I set my phone down on the table in the trailer’s living room and take a deep breath. “Mom, can I talk to you about something?”
Mom pops a single blueberry into her mouth and flashes me a warm smile. “Of course, sweetie. You can ta
lk to me about anything.”
I fight not to roll my eyes. She always says that. Mom fancies herself one of those “cool” stage moms whose daughter thinks of her as more of a BFF than a mom.
“I was thinking about—”
I’m interrupted by a knock on the trailer door. It’s Stan, the catering manager, coming to deliver my morning meal. It consists of exactly one hard-boiled egg, two pieces of tasteless skinless chicken breast, three carrot sticks, and twelve green peas. It’s been my staple meal for the past four years, and the sight of it makes me want to gag, particularly today, when my stomach is already a wreck in anticipation of this conversation with my mom.
“Thanks, Stan,” Mom says brightly, setting the plate down on the table and gesturing toward it. “Eat. You need your calories for the next scene.”
I slide into the bench seat and poke at the hard-boiled egg with my finger. It feels like rubber.

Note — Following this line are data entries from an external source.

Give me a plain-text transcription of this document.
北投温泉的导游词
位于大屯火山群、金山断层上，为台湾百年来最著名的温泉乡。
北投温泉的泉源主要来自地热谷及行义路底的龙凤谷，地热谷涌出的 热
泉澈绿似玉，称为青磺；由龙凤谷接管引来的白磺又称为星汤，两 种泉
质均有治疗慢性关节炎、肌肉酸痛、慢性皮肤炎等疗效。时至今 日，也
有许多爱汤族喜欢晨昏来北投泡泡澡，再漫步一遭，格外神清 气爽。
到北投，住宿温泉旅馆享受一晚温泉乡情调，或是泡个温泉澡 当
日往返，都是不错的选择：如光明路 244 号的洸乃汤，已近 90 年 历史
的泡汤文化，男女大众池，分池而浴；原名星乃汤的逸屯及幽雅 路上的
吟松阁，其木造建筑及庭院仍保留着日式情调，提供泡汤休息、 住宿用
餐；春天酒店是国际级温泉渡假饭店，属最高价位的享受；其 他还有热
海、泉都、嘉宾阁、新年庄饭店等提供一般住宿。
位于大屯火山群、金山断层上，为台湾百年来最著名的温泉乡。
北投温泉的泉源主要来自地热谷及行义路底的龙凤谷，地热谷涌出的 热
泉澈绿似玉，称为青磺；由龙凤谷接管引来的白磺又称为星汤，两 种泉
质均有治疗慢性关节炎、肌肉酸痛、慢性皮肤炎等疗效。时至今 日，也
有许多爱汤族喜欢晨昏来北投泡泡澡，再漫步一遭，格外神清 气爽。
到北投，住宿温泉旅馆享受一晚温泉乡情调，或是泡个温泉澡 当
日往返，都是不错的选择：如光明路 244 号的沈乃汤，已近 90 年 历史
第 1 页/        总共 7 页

Mom pops another blueberry into her mouth. “So, what were you saying?”
I pick up a carrot stick and play hockey with the green peas on my plate, using the two chicken pieces as goals. “Right. So…I was just talking to Lesley, and—”
Mom’s eyes go wide at the mention of my agent’s name. “What did she say?” she asks, instantly turning defensive. “What are those lowlifes trying to pull on us this time? They’re holding their ground on the pay raise, aren’t they? Those ungrateful little—”
“Mom,” I quickly interrupt before she gets herself too worked up. “No. We didn’t talk about the contract negotiations.”